The worst part, she thought, was that he was aware of what he was doing—and not even the most subtle display of remorse was forthcoming from the man. There was obviously a good reason for that—he was feeling no remorse. Or, if by some chance he actually was, he was exceedingly careful not to show it.
He wasn’t like the other detectives. Something had made him different. It was up to her to make different synonymous with extra capable. Her granduncle saw qualities in this man, she could tell. She’d heard that Brian Cavanaugh had never been wrong when it came to doing what was best for his police force.
Although she was somewhat skeptical about this particular arrangement working out, Kelly decided she was just going to have to proceed on faith.
“How do you want to do this?” she asked her new partner brightly, breaking what was beginning to feel like an ironclad silence. Kane had given absolutely no indication he would say anything if she didn’t prod him into it.
“‘This’?” Kane echoed. The elevator arrived and he stepped inside. He noted how she seemed almost to hop in, claiming the space directly next to him.
Terrific, the chief had assigned him to partner up with a rabbit, Kane thought darkly. A chipper, bright-eyed and bushy-tailed rabbit.
The idea did not inspire him.
“Yes,” she confirmed. After almost a minute went by, she realized that her new partner didn’t have a clue what she was referring to. So she elaborated. “You have your desk and I have mine,” she pointed out.
“So? Is this where you tell me something informative about desks?” he asked with more than a touch of impatience in his voice.
“So one of us has to make a move. Amos cleared his desk out before he left,” she told him, hoping that Muhammad would opt to come to the mountain rather than deal with the mountain coming to him. “Your partner did the same when he transferred out of Robbery and into Vice,” she concluded.

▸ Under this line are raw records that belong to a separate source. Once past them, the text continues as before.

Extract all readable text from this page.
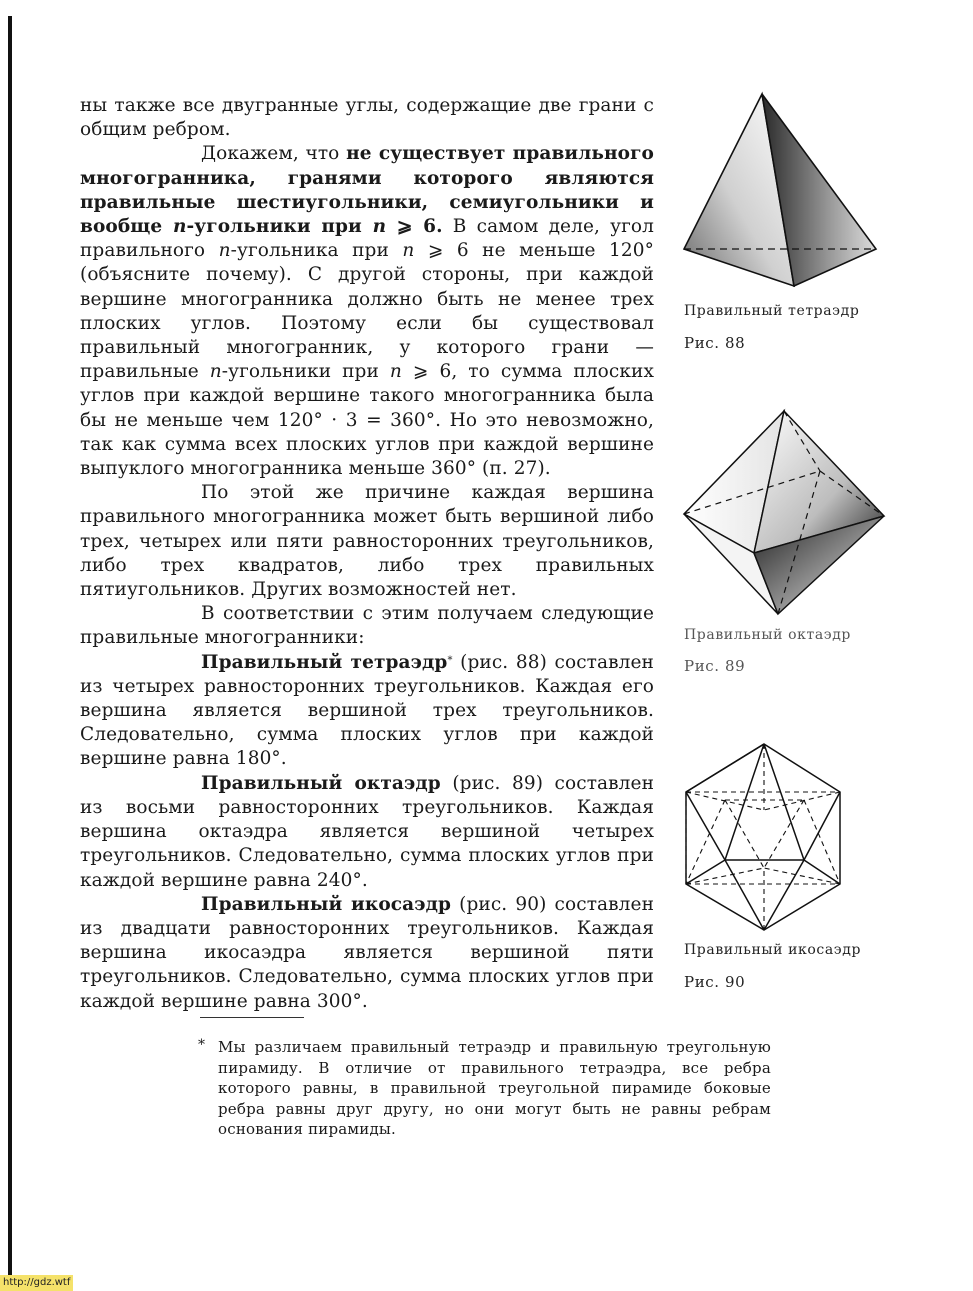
ны также все двугранные углы, содержащие две грани с общим ребром.

Докажем, что не существует правильного многогранника, гранями которого являются правильные шестиугольники, семиугольники и вообще n-угольники при n ⩾ 6. В самом деле, угол правильного n-угольника при n ⩾ 6 не меньше 120° (объясните почему). С другой стороны, при каждой вершине многогранника должно быть не менее трех плоских углов. Поэтому если бы существовал правильный многогранник, у которого грани — правильные n-угольники при n ⩾ 6, то сумма плоских углов при каждой вершине такого многогранника была бы не меньше чем 120° · 3 = 360°. Но это невозможно, так как сумма всех плоских углов при каждой вершине выпуклого многогранника меньше 360° (п. 27).

По этой же причине каждая вершина правильного многогранника может быть вершиной либо трех, четырех или пяти равносторонних треугольников, либо трех квадратов, либо трех правильных пятиугольников. Других возможностей нет.

В соответствии с этим получаем следующие правильные многогранники:

Правильный тетраэдр* (рис. 88) составлен из четырех равносторонних треугольников. Каждая его вершина является вершиной трех треугольников. Следовательно, сумма плоских углов при каждой вершине равна 180°.

Правильный октаэдр (рис. 89) составлен из восьми равносторонних треугольников. Каждая вершина октаэдра является вершиной четырех треугольников. Следовательно, сумма плоских углов при каждой вершине равна 240°.

Правильный икосаэдр (рис. 90) составлен из двадцати равносторонних треугольников. Каждая вершина икосаэдра является вершиной пяти треугольников. Следовательно, сумма плоских углов при каждой вершине равна 300°.

Правильный тетраэдр
Рис. 88
Правильный октаэдр
Рис. 89
Правильный икосаэдр
Рис. 90
* Мы различаем правильный тетраэдр и правильную треугольную пирамиду. В отличие от правильного тетраэдра, все ребра которого равны, в правильной треугольной пирамиде боковые ребра равны друг другу, но они могут быть не равны ребрам основания пирамиды.
http://gdz.wtf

Kane looked at her sharply. Just how closely had this eager little beaver been paying attention? His most recent partner, Woodward, had abruptly just picked up and left. Since the chief of ds had known all about it, Kane assumed Woodward had left with the man’s blessings—his didn’t count, even though he’d made no secret that he was glad to be rid of the man. Until just now, he’d had no idea where the detective had gone, nor had he cared, as long as it was away from him.
He just assumed it would be the same deal when it came to his current partner. A few weeks would go by—maybe even the two months to which the chief had referred—and then his newest so-called partner would bolt, and he would be more than glad to be rid of her.
But for now, he had a question he wanted answered. “How do you know which division Woodward transferred to?”
“I pay attention,” she answered simply. She waited for Kane to answer her question about which of them would be transferring desks, but that didn’t look as if it was about to happen. She began to doubt he was even listening to her.
In that case, the man had a serious attention deficit disorder. She tried again, since it was obvious that what she considered to be a possible dilemma didn’t seem to have occurred to her new partner at all.
“Okay,” she began again. “Now, do you want to switch desks or should—”
A curt “No” cut her down midsentence. Trying hard not to look annoyed, Kelly tried another approach to pin the man down.
Was he saying no to everything or just to the first part of her sentence? Kelly dug deep for her patience.
“Do you mean no, you don’t want to switch desks? Or no, you don’t—”
Kane cut in as if she wasn’t saying anything—at least nothing worthwhile. “You want me to hire a skywriter? Would that help you understand?” he asked impatiently.